In total, twelve weeks of rehearsal for Nameless forest have been completed over five months, including the just finished “second rehearsal sequence” consisting of twenty-eight rehearsals spread out over the fifty-nine days of February and March.
The production has developed to about 50 minutes, or approximately 70% of the completed work, which is exactly what I was hoping to accomplish by this time. But we had help. Several friends of the cast, professional colleagues, the serendipitously curious and other strangers, at least thirty in all, graciously helped us by coming to see the work and participating in it as an experimental audience. This was a fundamental aid to the development of Nameless forest and I am incredibly grateful for your many insights and comments, all of which added depth and nuance to the work. Thank you all so much.
Roxana has been working magic with the costumes. Please check out her
images elsewhere on this blog. Sungmyung wasn’t able to attend this rehearsal sequence, though we were in constant communication during the process. He did create and send the set design maquettes envisioned during our ASU residency last November. After receiving the beautifully rendered set models and showing them to colleagues we came to the difficult conclusion that we needed a slightly different approach. In truth one of my gracious colleagues that came to see the work, Young Jean Lee, said something to the effect of “why are those big t-shirts in the space?” Her question revealed something I was missing.

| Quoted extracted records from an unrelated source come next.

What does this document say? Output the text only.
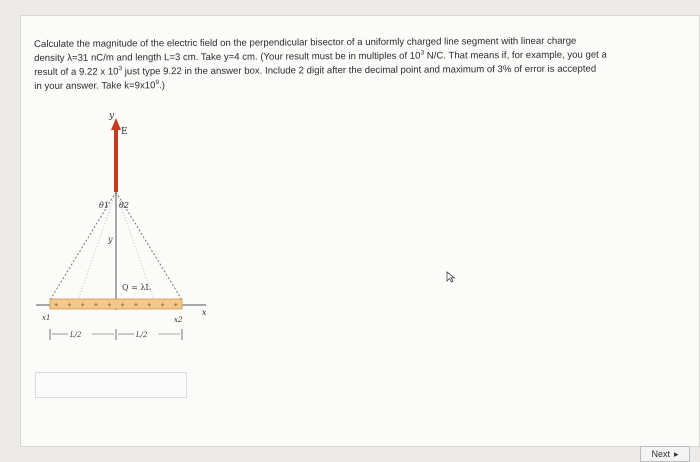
Calculate the magnitude of the electric field on the perpendicular bisector of a uniformly charged line segment with linear charge
density λ=31 nC/m and length L=3 cm. Take y=4 cm. (Your result must be in multiples of $10^3$ N/C. That means if, for example, you get a
result of a 9.22 x $10^3$ just type 9.22 in the answer box. Include 2 digit after the decimal point and maximum of 3% of error is accepted
in your answer. Take $k=9x10^9$.)
y
E
θ1 θ2
y
Q = λL
x
+ + + + + + + + + +
x1	x2
L/2	L/2
Next ▸
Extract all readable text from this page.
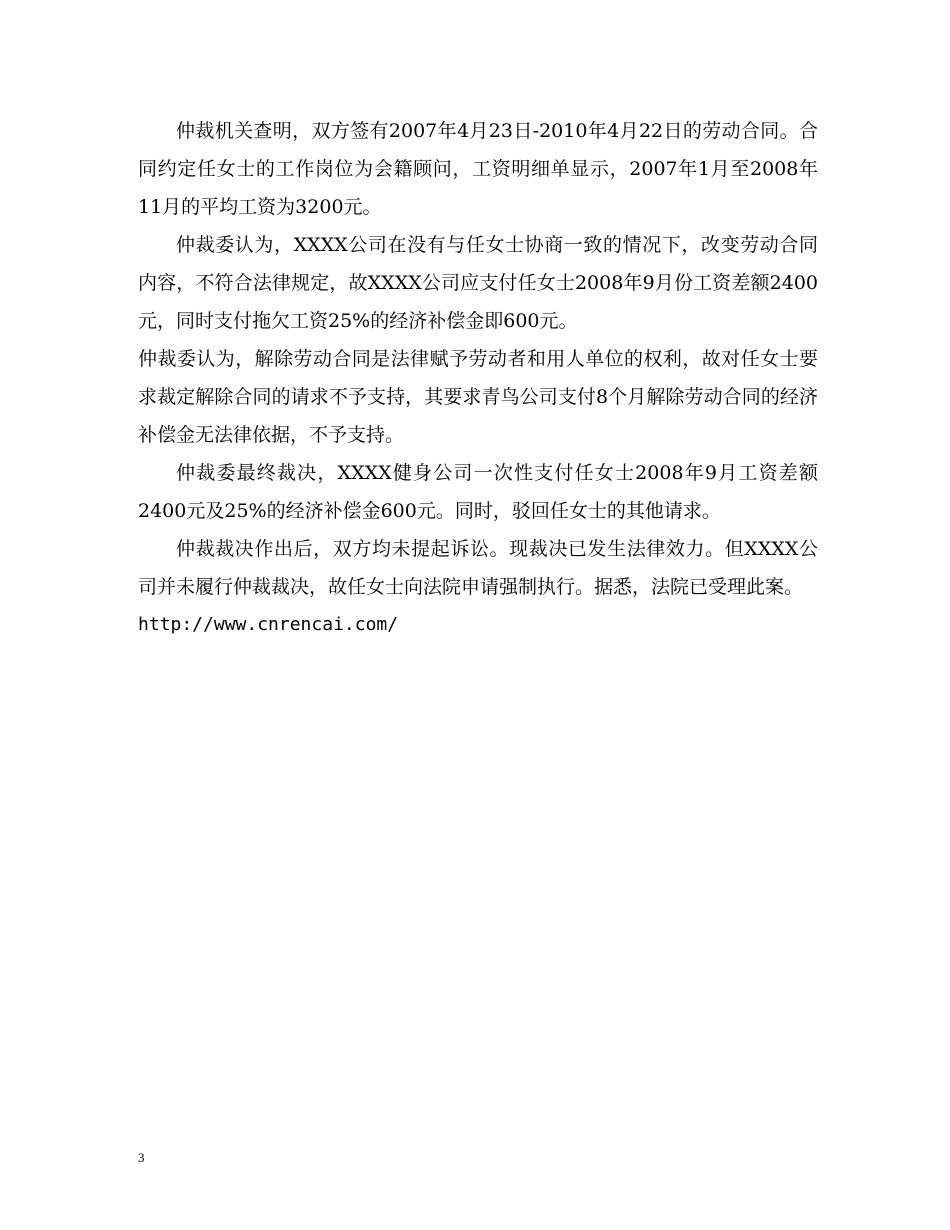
仲裁机关查明，双方签有2007年4月23日-2010年4月22日的劳动合同。合同约定任女士的工作岗位为会籍顾问，工资明细单显示，2007年1月至2008年11月的平均工资为3200元。

仲裁委认为，XXXX公司在没有与任女士协商一致的情况下，改变劳动合同内容，不符合法律规定，故XXXX公司应支付任女士2008年9月份工资差额2400元，同时支付拖欠工资25%的经济补偿金即600元。

仲裁委认为，解除劳动合同是法律赋予劳动者和用人单位的权利，故对任女士要求裁定解除合同的请求不予支持，其要求青鸟公司支付8个月解除劳动合同的经济补偿金无法律依据，不予支持。

仲裁委最终裁决，XXXX健身公司一次性支付任女士2008年9月工资差额2400元及25%的经济补偿金600元。同时，驳回任女士的其他请求。

仲裁裁决作出后，双方均未提起诉讼。现裁决已发生法律效力。但XXXX公司并未履行仲裁裁决，故任女士向法院申请强制执行。据悉，法院已受理此案。

http://www.cnrencai.com/

3
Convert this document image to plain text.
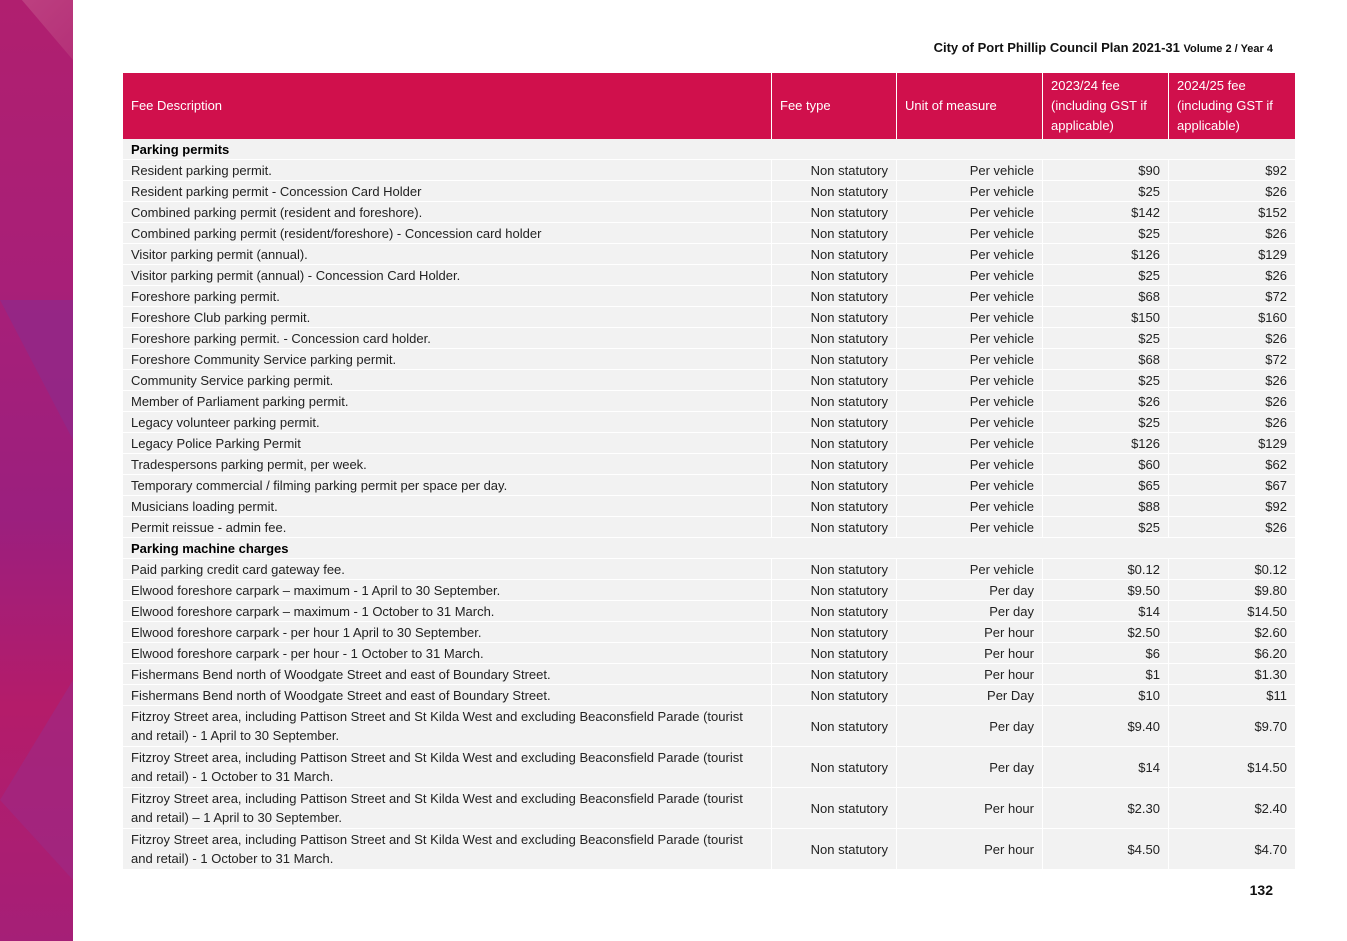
City of Port Phillip Council Plan 2021-31 Volume 2 / Year 4
Fee Description	Fee type	Unit of measure	2023/24 fee (including GST if applicable)	2024/25 fee (including GST if applicable)
Parking permits				
Resident parking permit.	Non statutory	Per vehicle	$90	$92
Resident parking permit - Concession Card Holder	Non statutory	Per vehicle	$25	$26
Combined parking permit (resident and foreshore).	Non statutory	Per vehicle	$142	$152
Combined parking permit (resident/foreshore) - Concession card holder	Non statutory	Per vehicle	$25	$26
Visitor parking permit (annual).	Non statutory	Per vehicle	$126	$129
Visitor parking permit (annual) - Concession Card Holder.	Non statutory	Per vehicle	$25	$26
Foreshore parking permit.	Non statutory	Per vehicle	$68	$72
Foreshore Club parking permit.	Non statutory	Per vehicle	$150	$160
Foreshore parking permit. - Concession card holder.	Non statutory	Per vehicle	$25	$26
Foreshore Community Service parking permit.	Non statutory	Per vehicle	$68	$72
Community Service parking permit.	Non statutory	Per vehicle	$25	$26
Member of Parliament parking permit.	Non statutory	Per vehicle	$26	$26
Legacy volunteer parking permit.	Non statutory	Per vehicle	$25	$26
Legacy Police Parking Permit	Non statutory	Per vehicle	$126	$129
Tradespersons parking permit, per week.	Non statutory	Per vehicle	$60	$62
Temporary commercial / filming parking permit per space per day.	Non statutory	Per vehicle	$65	$67
Musicians loading permit.	Non statutory	Per vehicle	$88	$92
Permit reissue - admin fee.	Non statutory	Per vehicle	$25	$26
Parking machine charges				
Paid parking credit card gateway fee.	Non statutory	Per vehicle	$0.12	$0.12
Elwood foreshore carpark – maximum - 1 April to 30 September.	Non statutory	Per day	$9.50	$9.80
Elwood foreshore carpark – maximum - 1 October to 31 March.	Non statutory	Per day	$14	$14.50
Elwood foreshore carpark - per hour 1 April to 30 September.	Non statutory	Per hour	$2.50	$2.60
Elwood foreshore carpark - per hour - 1 October to 31 March.	Non statutory	Per hour	$6	$6.20
Fishermans Bend north of Woodgate Street and east of Boundary Street.	Non statutory	Per hour	$1	$1.30
Fishermans Bend north of Woodgate Street and east of Boundary Street.	Non statutory	Per Day	$10	$11
Fitzroy Street area, including Pattison Street and St Kilda West and excluding Beaconsfield Parade (tourist and retail) - 1 April to 30 September.	Non statutory	Per day	$9.40	$9.70
Fitzroy Street area, including Pattison Street and St Kilda West and excluding Beaconsfield Parade (tourist and retail) - 1 October to 31 March.	Non statutory	Per day	$14	$14.50
Fitzroy Street area, including Pattison Street and St Kilda West and excluding Beaconsfield Parade (tourist and retail) – 1 April to 30 September.	Non statutory	Per hour	$2.30	$2.40
Fitzroy Street area, including Pattison Street and St Kilda West and excluding Beaconsfield Parade (tourist and retail) - 1 October to 31 March.	Non statutory	Per hour	$4.50	$4.70
132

Since I knew what the design was based on, I had always thought of the set in relation to damaged bodies, as headless, armless torsos that framed the performing space. But she looked at the maquettes and saw striped sculptured tees. Where I imagined depth, she saw product placement.
Though clearly an exaggeration, she was, unfortunately, right. The maquettes did look too much like empty t-shirts. Though we agreed with Sungmyung that emptiness was the point, we also all agreed the metaphor of the set shouldn’t point towards commercial product. The new design fragments a single torso into two parts, preserving the emptiness while giving it a more dynamic, visceral impact. It successfully manifests the original metaphors while integrating better with Gandalf’s neon elements, and as an added plus is less material to ship. Now if we can just get them made.
Fortunately we have time, though the countdown has definitely begun.